Após protesto contra venda de praça, Melo pede retirada de projeto da pauta da Câmara

Desafetação de 60 metros quadrados da Praça da Família Imigrante, em Porto Alegre, causou indignação da comunidade

Foto: Guilherme Almeida/Correio do Povo

Moradores do Centro Histórico de Porto Alegre protestaram, nesta segunda-feira, contra um projeto de lei complementar da Prefeitura que desafeta – ou seja, vende propriedade pública para outro ente – a Praça da Família Imigrante, na rua Riachuelo, quase esquina com a Caldas Júnior. O prefeito Sebastião Melo protocolou o texto em 30 de junho, e a votação era prevista para esta segunda-feira na Câmara Municipal, o que espantou comerciantes e frequentadores. Os manifestantes alegaram falta de diálogo sobre o assunto. Após o protesto, Melo pediu a retirada da proposição da pauta de votações.

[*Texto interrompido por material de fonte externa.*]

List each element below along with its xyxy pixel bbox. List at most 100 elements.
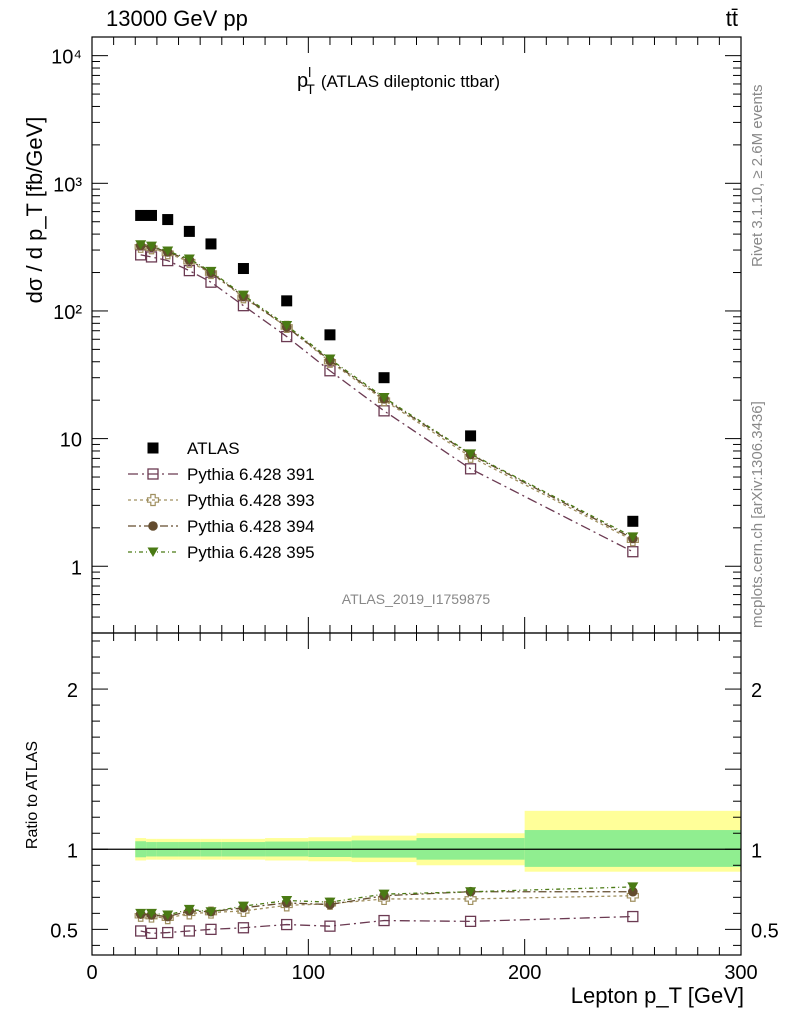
data-point xyxy=(183,225,195,237)
x-tick-label: 200 xyxy=(508,962,541,984)
main-y-axis-label: dσ / d p_T [fb/GeV] xyxy=(22,117,47,304)
ratio-data-point xyxy=(237,922,250,934)
plot-title: pl T (ATLAS dileptonic ttbar) xyxy=(297,64,500,97)
ratio-y-tick-label: 1 xyxy=(67,840,78,862)
data-point xyxy=(183,254,195,265)
main-y-tick-label: 10³ xyxy=(53,174,82,196)
plot-title-rest: (ATLAS dileptonic ttbar) xyxy=(321,72,500,91)
data-point xyxy=(281,295,293,307)
x-tick-label: 100 xyxy=(292,962,325,984)
data-point xyxy=(237,290,249,301)
ratio-data-point xyxy=(237,901,249,912)
data-point xyxy=(378,405,390,417)
data-point xyxy=(135,209,147,221)
ratio-y-tick-label-right: 2 xyxy=(751,680,762,702)
data-point xyxy=(324,354,336,365)
ratio-data-point xyxy=(378,889,390,900)
rivet-version-label: Rivet 3.1.10, ≥ 2.6M events xyxy=(749,85,766,268)
ratio-y-tick-label: 2 xyxy=(67,680,78,702)
ratio-data-point xyxy=(281,918,293,931)
ratio-data-point xyxy=(162,910,174,920)
ratio-data-point xyxy=(205,907,217,917)
legend-marker xyxy=(148,521,158,531)
data-point xyxy=(205,238,217,250)
ratio-y-axis-label: Ratio to ATLAS xyxy=(24,741,41,849)
data-point xyxy=(145,251,158,263)
legend-entry: Pythia 6.428 394 xyxy=(128,517,315,536)
ratio-data-point xyxy=(162,926,174,939)
data-point xyxy=(627,515,639,527)
legend-marker xyxy=(147,547,159,557)
ratio-data-point xyxy=(324,920,336,932)
series-atlas xyxy=(135,209,639,527)
data-point xyxy=(324,365,336,377)
legend-marker xyxy=(147,468,159,480)
series-pythia-6-428-391 xyxy=(135,249,639,558)
ratio-data-point xyxy=(464,915,477,928)
ratio-y-tick-label-right: 0.5 xyxy=(751,920,779,942)
ratio-data-point xyxy=(464,892,477,906)
legend-label: Pythia 6.428 395 xyxy=(187,543,315,562)
ratio-data-point xyxy=(378,914,390,927)
main-y-tick-label: 10⁴ xyxy=(51,47,82,69)
ratio-data-point xyxy=(145,908,157,919)
x-tick-label: 300 xyxy=(724,962,757,984)
data-point xyxy=(237,263,249,275)
legend: ATLAS Pythia 6.428 391 Pythia 6.428 393 Pyt… xyxy=(128,439,315,562)
data-point xyxy=(162,246,174,256)
ratio-data-point xyxy=(183,904,195,915)
data-point xyxy=(205,266,217,277)
ratio-data-point xyxy=(324,897,336,908)
data-point xyxy=(465,430,477,442)
ratio-data-point xyxy=(135,908,147,919)
ratio-series-pythia-6-428-391 xyxy=(135,910,639,940)
ratio-data-point xyxy=(135,925,147,937)
main-plot-area: 1 10 10² 10³ 10⁴ xyxy=(51,36,742,634)
ratio-plot-area: 0 100 200 300 0.5 0.5 1 1 2 2 xyxy=(50,632,779,984)
analysis-id: ATLAS_2019_I1759875 xyxy=(342,591,491,607)
main-y-tick-label: 10 xyxy=(60,430,82,452)
ratio-data-point xyxy=(465,887,477,897)
plot-title-sup: l xyxy=(308,64,311,80)
series-line xyxy=(140,244,634,538)
legend-label: Pythia 6.428 394 xyxy=(187,517,315,536)
energy-label: 13000 GeV pp xyxy=(106,6,248,31)
series-pythia-6-428-395 xyxy=(135,240,639,542)
ratio-band-inner xyxy=(524,830,741,867)
data-point xyxy=(378,392,390,403)
ratio-y-tick-label: 0.5 xyxy=(50,920,78,942)
data-point xyxy=(183,264,196,277)
legend-label: Pythia 6.428 391 xyxy=(187,465,315,484)
data-point xyxy=(135,240,147,250)
legend-entry: Pythia 6.428 395 xyxy=(128,543,315,562)
ratio-y-tick-label-right: 1 xyxy=(751,840,762,862)
legend-label: Pythia 6.428 393 xyxy=(187,491,315,510)
ratio-data-point xyxy=(627,910,639,923)
data-point xyxy=(378,372,390,384)
data-point xyxy=(281,320,293,331)
data-point xyxy=(464,463,477,475)
x-axis-label: Lepton p_T [GeV] xyxy=(571,983,744,1008)
legend-entry: Pythia 6.428 391 xyxy=(128,465,315,484)
plot-title-sub: T xyxy=(306,81,315,97)
legend-label: ATLAS xyxy=(187,439,240,458)
data-point xyxy=(627,546,639,558)
ratio-data-point xyxy=(627,882,639,892)
data-point xyxy=(145,241,157,252)
data-point xyxy=(324,329,336,341)
legend-entry: ATLAS xyxy=(147,439,240,458)
data-point xyxy=(162,214,174,226)
data-point xyxy=(627,532,639,542)
main-y-tick-label: 1 xyxy=(71,557,82,579)
process-label: tt̄ xyxy=(726,6,738,31)
legend-entry: Pythia 6.428 393 xyxy=(128,491,315,510)
main-y-tick-label: 10² xyxy=(53,302,82,324)
ratio-data-point xyxy=(145,927,158,940)
ratio-data-point xyxy=(183,925,196,937)
ratio-data-point xyxy=(281,896,293,906)
ratio-data-point xyxy=(205,923,217,936)
mcplots-label: mcplots.cern.ch [arXiv:1306.3436] xyxy=(749,401,766,628)
data-point xyxy=(465,449,477,459)
x-tick-label: 0 xyxy=(86,962,97,984)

O projeto aliena a praça à empresa Machado Paiva Participações Ltda., proprietária do Edifício Tuyuty, localizado na esquina das duas vias e utilizado pelo Registro de Imóveis da 1ª Circunscrição Imobiliária de Porto Alegre. Os moradores e a prefeita da praça, a comerciante Marcia Quatrin Peripolli, dizem que o cartório prevê cortar árvores e descaracterizar a paisagem existente. Hoje, a praça, cercada, conta com um portão, aberto de segunda a sábado, das 8h às 19h. De acordo com os moradores, o edifício Marília, que fica no outro lado da praça, custeou o cercamento.

“Este processo afeta principalmente na biodiversidade. Nosso espaço já é pequeno, e a ideia é que haja uma construção de mais de 100 metros quadrados, fazendo da praça um canteiro de obras. Queremos um diálogo com esta nova empresa e o cartório que está vindo para cá”, comenta Marcia. Ela conta que, no início da proposta, em 2021, se mostrou favorável ao projeto porque a Machado Paiva havia prometido fazer melhorias na praça e manter o diálogo com os moradores, o que não aconteceu.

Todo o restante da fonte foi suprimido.